Cradled in a plush, Barcalounger-style recliner, Cuevas had her legs fully extended in front of her, as did her son Rico, 10. "You can put your arms out and really relax," he said. His mom, a kitchen and bath designer from East Meadow, agreed. "We're not so much moviegoers, so this is a plus," she said. "It's like being at home."
That may be exactly what the theater industry, which has been facing steep competition from home-video offerings like Netflix and video-on-demand, wants to hear. On May 5, the National Amusements theater chain announced it had installed cushy, almost fully reclining seats in all 12 auditoriums of its Broadway Multiplex in the Broadway Mall. The seats provide leg support and tilt back to a roughly 45-degree angle. Though they stop short of a fully prone position, they're about as close as moviegoers can get to sprawling out on their sofa.
Larger seats, fewer people
The revamped Broadway Multiplex is part of a nationwide trend that could be called the Great Seat War. Over the past few years, the movie industry has tried to lure theatergoers by upgrading the movie experience -- larger screens, 3-D glasses, better sound. Thanks to higher ticket prices, overall box-office receipts rose last year, but fewer people actually went to the movies, according to the Motion Picture Association of America. Admissions last year fell by about 1 percent, or 20 million.
To get homebodies back into theaters, attention is shifting from the screen to the seat. Bow Tie Cinemas recently began adding leather rocking seats to its venues, including at its Chelsea location in Manhattan. AMC Entertainment Holdings, the country's second-largest theater chain, reportedly plans to spend about $600 million over five years to install recliners in 1,800 of its nearly 5,000 screens. National Amusements has revamped two locations, in Hicksville and Chestnut Hill, Massachusetts, with more planned.
The bigger seats are a counterintuitive move. For decades, theater chains rushed to build multiplexes with as many seats as possible. But the Broadway's spacious recliners -- they measure roughly 34 inches wide -- have reduced the venue's seating capacity dramatically. Auditoriums that once held 200-330 seats now hold 50-100. What was once a multiplex with more than 3,000 seats now has fewer than 1,000. What's more, the theater has not raised its ticket prices. National Amusements says ticket sales at the Broadway have increased but declined to say by how much.
Check it out
So what's it like to watch a movie in one of these seats? We tested one and found the experience pleasant and civilized. Upright, there's enough room to cross your legs wide without bothering anyone. The armrests are nice and fat. In a thoughtful touch, there are three cupholders for every two seats, making drink space plentiful.

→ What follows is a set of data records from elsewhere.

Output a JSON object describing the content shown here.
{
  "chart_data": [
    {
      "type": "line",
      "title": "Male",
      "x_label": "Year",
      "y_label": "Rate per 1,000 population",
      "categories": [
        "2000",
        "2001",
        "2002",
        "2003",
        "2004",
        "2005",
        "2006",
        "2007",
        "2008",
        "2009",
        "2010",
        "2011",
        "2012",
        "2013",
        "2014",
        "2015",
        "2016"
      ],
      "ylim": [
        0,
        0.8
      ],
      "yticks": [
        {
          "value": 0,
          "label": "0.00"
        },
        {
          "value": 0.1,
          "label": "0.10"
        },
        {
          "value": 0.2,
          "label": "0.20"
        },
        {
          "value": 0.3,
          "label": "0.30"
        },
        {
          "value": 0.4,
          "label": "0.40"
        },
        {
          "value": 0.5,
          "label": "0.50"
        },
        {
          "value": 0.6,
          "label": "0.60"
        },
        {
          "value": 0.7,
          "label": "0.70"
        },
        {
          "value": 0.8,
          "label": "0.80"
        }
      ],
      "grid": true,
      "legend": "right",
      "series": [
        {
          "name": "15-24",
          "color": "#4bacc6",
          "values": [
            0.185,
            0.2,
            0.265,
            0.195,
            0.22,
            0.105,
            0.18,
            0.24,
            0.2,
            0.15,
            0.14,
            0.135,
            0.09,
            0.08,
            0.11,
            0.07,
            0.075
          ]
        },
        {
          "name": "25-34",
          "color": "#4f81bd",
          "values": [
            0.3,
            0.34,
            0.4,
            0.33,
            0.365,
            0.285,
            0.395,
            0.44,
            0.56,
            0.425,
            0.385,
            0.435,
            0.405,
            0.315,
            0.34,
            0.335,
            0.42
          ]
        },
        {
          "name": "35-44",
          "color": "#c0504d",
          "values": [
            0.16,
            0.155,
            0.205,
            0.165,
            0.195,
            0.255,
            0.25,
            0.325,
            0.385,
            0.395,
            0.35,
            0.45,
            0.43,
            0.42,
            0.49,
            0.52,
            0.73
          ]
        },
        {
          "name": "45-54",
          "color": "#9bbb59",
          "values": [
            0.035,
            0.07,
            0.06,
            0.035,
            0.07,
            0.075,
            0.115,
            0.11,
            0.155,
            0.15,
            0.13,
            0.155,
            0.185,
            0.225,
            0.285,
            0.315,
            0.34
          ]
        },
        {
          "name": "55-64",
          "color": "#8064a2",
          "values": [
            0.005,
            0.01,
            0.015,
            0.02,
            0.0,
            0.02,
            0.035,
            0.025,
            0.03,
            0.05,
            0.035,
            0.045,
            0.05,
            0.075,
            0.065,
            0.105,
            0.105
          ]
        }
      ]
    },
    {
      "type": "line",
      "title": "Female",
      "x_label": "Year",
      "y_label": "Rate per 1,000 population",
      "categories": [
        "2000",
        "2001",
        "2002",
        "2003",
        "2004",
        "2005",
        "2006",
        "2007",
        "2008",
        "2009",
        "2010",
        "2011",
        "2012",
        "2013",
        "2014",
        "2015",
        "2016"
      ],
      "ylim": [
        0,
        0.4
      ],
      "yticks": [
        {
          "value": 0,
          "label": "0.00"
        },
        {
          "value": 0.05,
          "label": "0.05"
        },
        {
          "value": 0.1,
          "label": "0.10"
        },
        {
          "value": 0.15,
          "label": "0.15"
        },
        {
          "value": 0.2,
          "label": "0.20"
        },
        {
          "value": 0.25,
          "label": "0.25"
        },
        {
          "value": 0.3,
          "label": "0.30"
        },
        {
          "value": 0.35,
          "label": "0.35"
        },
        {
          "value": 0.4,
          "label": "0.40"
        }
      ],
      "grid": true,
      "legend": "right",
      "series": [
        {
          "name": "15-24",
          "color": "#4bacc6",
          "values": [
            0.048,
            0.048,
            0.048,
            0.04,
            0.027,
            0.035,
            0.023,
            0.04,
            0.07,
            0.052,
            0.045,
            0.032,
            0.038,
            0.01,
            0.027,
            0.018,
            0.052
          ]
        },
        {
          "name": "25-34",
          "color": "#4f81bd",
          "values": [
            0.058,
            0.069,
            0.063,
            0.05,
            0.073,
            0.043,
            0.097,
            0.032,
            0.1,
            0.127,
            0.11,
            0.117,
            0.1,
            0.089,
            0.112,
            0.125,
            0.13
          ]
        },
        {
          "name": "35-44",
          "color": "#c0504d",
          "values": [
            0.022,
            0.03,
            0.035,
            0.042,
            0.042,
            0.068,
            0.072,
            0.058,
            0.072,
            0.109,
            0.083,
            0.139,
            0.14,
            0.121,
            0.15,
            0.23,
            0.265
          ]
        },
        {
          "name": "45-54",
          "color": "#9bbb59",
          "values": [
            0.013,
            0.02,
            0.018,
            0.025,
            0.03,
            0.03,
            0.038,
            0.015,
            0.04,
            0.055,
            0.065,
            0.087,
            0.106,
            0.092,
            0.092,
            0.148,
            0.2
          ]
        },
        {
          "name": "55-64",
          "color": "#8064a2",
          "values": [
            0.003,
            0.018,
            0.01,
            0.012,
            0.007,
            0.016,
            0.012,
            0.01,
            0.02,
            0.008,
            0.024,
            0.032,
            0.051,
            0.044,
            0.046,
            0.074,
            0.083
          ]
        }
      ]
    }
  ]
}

A toggle button on the seat's inner panel triggers a virtually silent motor that unfolds the recliner in two stages. The leg rest emerges first, then the seat tilts back. Even while fully reclined, you have so much aisle room that latecomers could scoot past you almost unnoticed. If anything, you're so far away from the rows behind and in front of you that the communal feeling of being in a movie theater gets a little lost.
Is all this added comfort enough to correct the slide in attendance? Cuevas, the infrequent moviegoer, is certainly sold. "It's great. You don't have anyone kicking your seat," she says. "We won't go to any other theater."